May 20 2009

4 Square Kilometers of Terrain

Tag: VectorStormtrevor @ 9:37 pm

4kmofterrainSo I’m a little baffled.  With one very minor adjustment, suddenly my terrain rendering is flying at fantastic speeds.  Here is a shot of the terrain.  What you’re looking at here is approximately two square kilometers of land (the other two alluded to in the title are behind the camera).  For those who play World of Warcraft, two square kilometers is approximately the size of Elwynn Forest, and my vertex density is approximately identical to that used in World of Warcraft (I’m using one vertex every four meters).

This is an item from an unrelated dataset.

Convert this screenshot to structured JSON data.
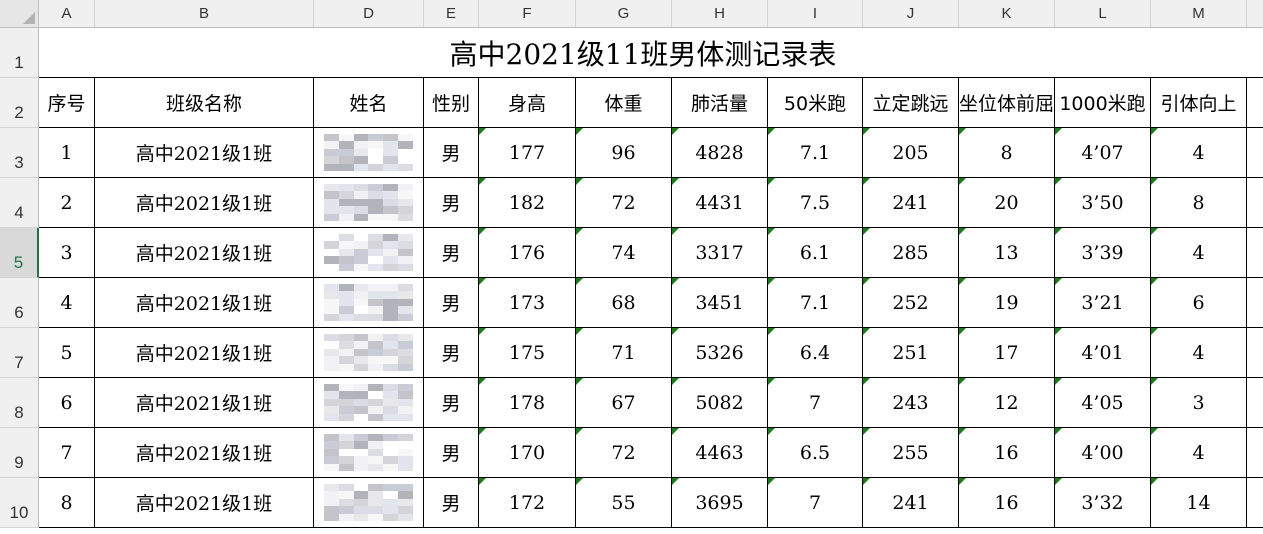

Now obviously, there aren’t any trees or plants or players or any other props in this scene (actually, there is one prop in the scene, but it’s hidden behind the slope of the ground in the foreground.  Sorry about that), so it’s not really fair to compare rendering rendering speeds, but see the horizontal red and green bar in the bottom left corner of the screen?  That’s my information about CPU/GPU utilisation.  The little green part of the bar is how long this terrain is taking to render (the red part is waiting for vsynch).  This is much faster than I was expecting it to render, especially considering that I’m not performing any adaptive rendering to try to cut down the polygon count (check the wireframe inset;  the polygons are so dense in those distant hills that they appear to be being drawn solid!);  the code is just splurting all 262,144 vertices to the 3D card, lighting them in hardware, and drawing them to the screen.

I’m now left wondering whether I should bother with adaptive terrain mesh, or whether I should just go with this for now, and instead move straight on to fixing up the texturing of the terrain.


May 14 2009

Game Context vs. Game Play, and MMORPG Tycoon

Tag: Game Design,MMORPG Tycoontrevor @ 11:18 pm

One game design concept which I’ve been thinking about a lot recently is the interaction between gameplay (that is, what a player can do in a game), and the situations he finds himself in.

Basic game theory tells us that in a properly designed game, there should not be a single dominant strategy which is the most effective choice for every starting condition.  In most competitive games (Chess, FPS games, RTS games, etc), the varying opponents provide these varying starting conditions, even though the map (or initial board layout) might be the same for every game, but merely having a different opponent is enough to make it important to change your strategy while playing, and to give a different play experience each time you play.

In single-player games, though, we can’t rely on “different opponents” to provide these different game contexts.  Most single-player games actually have very little replayability for this reason;  the game is the same each time you play, and so the second play is essentially the same as the first.  Some games provide branching storylines or different power-up options (these are most often RPGs).  Many roguelike and Tycoon games provide varied starting maps.

So the problem I’m working with right now is that in MMORPG Tycoon, the most important thing which the player does is to create the world.  With the player creating the world, that stops us from giving the player different game situations by generating a different map for the player to play on each time, and as a result, the player tends to create fundamentally the same game world on each play.

I see a few possible approaches to fixing this.  One is to actually pre-generate a world, and then charge the player virtual cash to make changes from the pre-generated world.  When properly balanced, this would allow the player to still create whatever world he wanted, but would encourage him to work within the basic world framework he’d been provided with.

Another possible approach would be to place some sort of “resources” on the world map.  So while the player could freely define the terrain he wishes, he must work around these pre-placed “resources” which would support the world he wishes to make.  (Example:  Perhaps there are “Network points” randomly scattered around the map, and all buildings must be placed within a certain distance of a “Network point”).  This gives a much more classic sort of “work to make the best use of the available resources” gameplay, but isn’t quite as believable as the way that an MMORPG would actually work under the hood.

I don’t have a definite solution yet.  But I’m working on it.  :)

More news and screenshots soon, I promise!